И вот, как прошёл четвёртый год их разлуки, и наступила весна — зацвела в первый раз яблонька у крыльца! У Насти были тогда шуры-муры с молоденьким, недавно присланным в деревню участковым Никитой, ещё не успевшим обзавестись семьёй. До того около месяца приглядывались они к друг дружке, не желая обратить своё взаимное влечение обыденным пустяковым флиртом. Но вот как-то вечером в конце марта пришла Копылова в его временное жилище, флигелёк в домовладении одинокой бабки, Змейкиной Степаниды. Настя хотела передать с участковым, наутро собиравшимся в город на своём мотоцикле на совещание, служебные бумаги для её районного начальства. А на скамеечке перед штакетником бабкиного двора оказалась вдруг Марфа-Насмешница, забавляющаяся с модной тогда игрушкой — трубой детского калейдоскопа.
— Двести тридцать лет тебе, подруженька, люди сказывают, а всё с безделушками забавляешься! — Упрекнула Копылова малютку-фею.

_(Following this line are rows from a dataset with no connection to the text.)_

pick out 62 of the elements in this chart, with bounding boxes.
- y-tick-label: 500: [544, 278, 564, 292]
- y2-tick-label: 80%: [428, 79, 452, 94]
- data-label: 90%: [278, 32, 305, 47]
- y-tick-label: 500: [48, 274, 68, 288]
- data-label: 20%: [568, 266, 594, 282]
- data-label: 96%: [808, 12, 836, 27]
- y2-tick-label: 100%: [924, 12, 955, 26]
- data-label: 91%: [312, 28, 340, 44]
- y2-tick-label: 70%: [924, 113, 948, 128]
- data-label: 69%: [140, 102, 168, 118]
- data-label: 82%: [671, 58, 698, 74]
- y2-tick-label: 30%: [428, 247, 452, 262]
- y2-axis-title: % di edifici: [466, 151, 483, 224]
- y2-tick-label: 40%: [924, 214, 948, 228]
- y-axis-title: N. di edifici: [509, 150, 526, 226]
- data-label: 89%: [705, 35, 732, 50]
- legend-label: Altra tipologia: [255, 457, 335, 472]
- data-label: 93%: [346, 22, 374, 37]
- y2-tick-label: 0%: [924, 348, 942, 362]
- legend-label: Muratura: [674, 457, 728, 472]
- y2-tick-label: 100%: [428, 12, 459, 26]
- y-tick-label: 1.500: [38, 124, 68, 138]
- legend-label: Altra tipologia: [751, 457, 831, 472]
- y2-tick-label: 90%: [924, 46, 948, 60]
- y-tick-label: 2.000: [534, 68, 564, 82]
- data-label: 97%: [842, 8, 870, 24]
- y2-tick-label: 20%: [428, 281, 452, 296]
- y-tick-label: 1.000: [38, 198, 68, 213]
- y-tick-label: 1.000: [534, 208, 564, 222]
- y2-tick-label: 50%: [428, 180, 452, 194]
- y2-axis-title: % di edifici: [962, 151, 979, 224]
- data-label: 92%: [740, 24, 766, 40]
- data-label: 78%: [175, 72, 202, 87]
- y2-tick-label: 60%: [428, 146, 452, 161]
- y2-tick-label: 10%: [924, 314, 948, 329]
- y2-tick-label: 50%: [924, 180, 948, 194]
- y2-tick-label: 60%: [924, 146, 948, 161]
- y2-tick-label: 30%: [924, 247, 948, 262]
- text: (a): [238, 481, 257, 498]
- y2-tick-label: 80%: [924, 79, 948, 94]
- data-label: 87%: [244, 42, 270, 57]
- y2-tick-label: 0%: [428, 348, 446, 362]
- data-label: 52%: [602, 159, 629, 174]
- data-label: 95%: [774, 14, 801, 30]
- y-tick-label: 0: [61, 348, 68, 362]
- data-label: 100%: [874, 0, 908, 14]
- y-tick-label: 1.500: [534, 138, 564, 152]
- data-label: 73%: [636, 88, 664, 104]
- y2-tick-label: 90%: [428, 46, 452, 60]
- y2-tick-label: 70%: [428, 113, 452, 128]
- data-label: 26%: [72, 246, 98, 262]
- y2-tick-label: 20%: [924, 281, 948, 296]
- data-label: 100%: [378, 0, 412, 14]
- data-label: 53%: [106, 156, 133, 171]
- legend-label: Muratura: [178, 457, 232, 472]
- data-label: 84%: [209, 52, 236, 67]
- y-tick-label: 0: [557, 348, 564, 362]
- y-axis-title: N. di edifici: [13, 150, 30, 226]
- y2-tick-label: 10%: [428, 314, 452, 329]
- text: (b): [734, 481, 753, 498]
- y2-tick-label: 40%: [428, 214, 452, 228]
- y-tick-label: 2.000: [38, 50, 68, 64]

— И не двести тридцать, а только двести двадцать восьмой годик пошёл, не надо меня старше делать! А игрушки мне нравятся потому, что я в отличие от тебя мужиков всерьёз не воспринимаю, — ответила Марфа. — Забавляет только их в лесу за нос водить да стращать, если браконьерствуют иль костры свои без присмотра бросают. А воистину душой отдыхаю, когда с твоим Серёжкой в прятки или в карточный домик играемся, славный он парнишечка у тебя.
— Вот и будет тебе жених, когда подрастёт, — рассмеялась Настя. — Обожди меня, сейчас только бумаги свои Никитушке-менту занесу, да и пойдём вместе к твоему будущему женишку и его сестрице, сказки им рассказывать да баиньки укладывать.
— Я и сама к ним пойду, — ответила Марфа. — А ты, подруженька, покамест можешь и приголубить Никиткины русые кучеряшки, я же чую, что тебя тянет к нему.
— Вот ещё! — Недовольно взмахнула рукой Настя. — Хороший он парень, милый, но всерьёз с ним гулять боязно как-то, а только ради забавы — не хочется.
— Ну, как знаешь, голубушка, — усмехнулась Марфа. — Но только ежели через десять минут ты из флигеля не появишься — так и быть, навею я крепкий сон бабке Змейкиной, чтобы ей под окошками вашими не топталось, а затем и Серёжку с Зойкой спать уложу.
Настя только хмыкнула на эти слова, заходя в бабкину калитку. Как постучалась в маленькое окно флигеля, Никита почти сразу же отворил, видимо, он в крошечных сенях как раз умывался из рукомойника — показался с голым мускулистым торсом и в смешных лиловых кальсонах.
— Ой, обождите, я мигом оденусь, — воскликнул участковый и уже через две минуты встретил её во флигеле при полном параде, в форменных наглаженных брюках и в кителе, сверкающем лейтенантскими звёздами. Он не решился предложить ей присесть на свою единственную табуретку (кроме которой, в комнатке были лишь стол, тумбочка и узкая кровать на скрипучих железных пружинах), так и начали разговаривать, растерянно стоя, глаза в глаза.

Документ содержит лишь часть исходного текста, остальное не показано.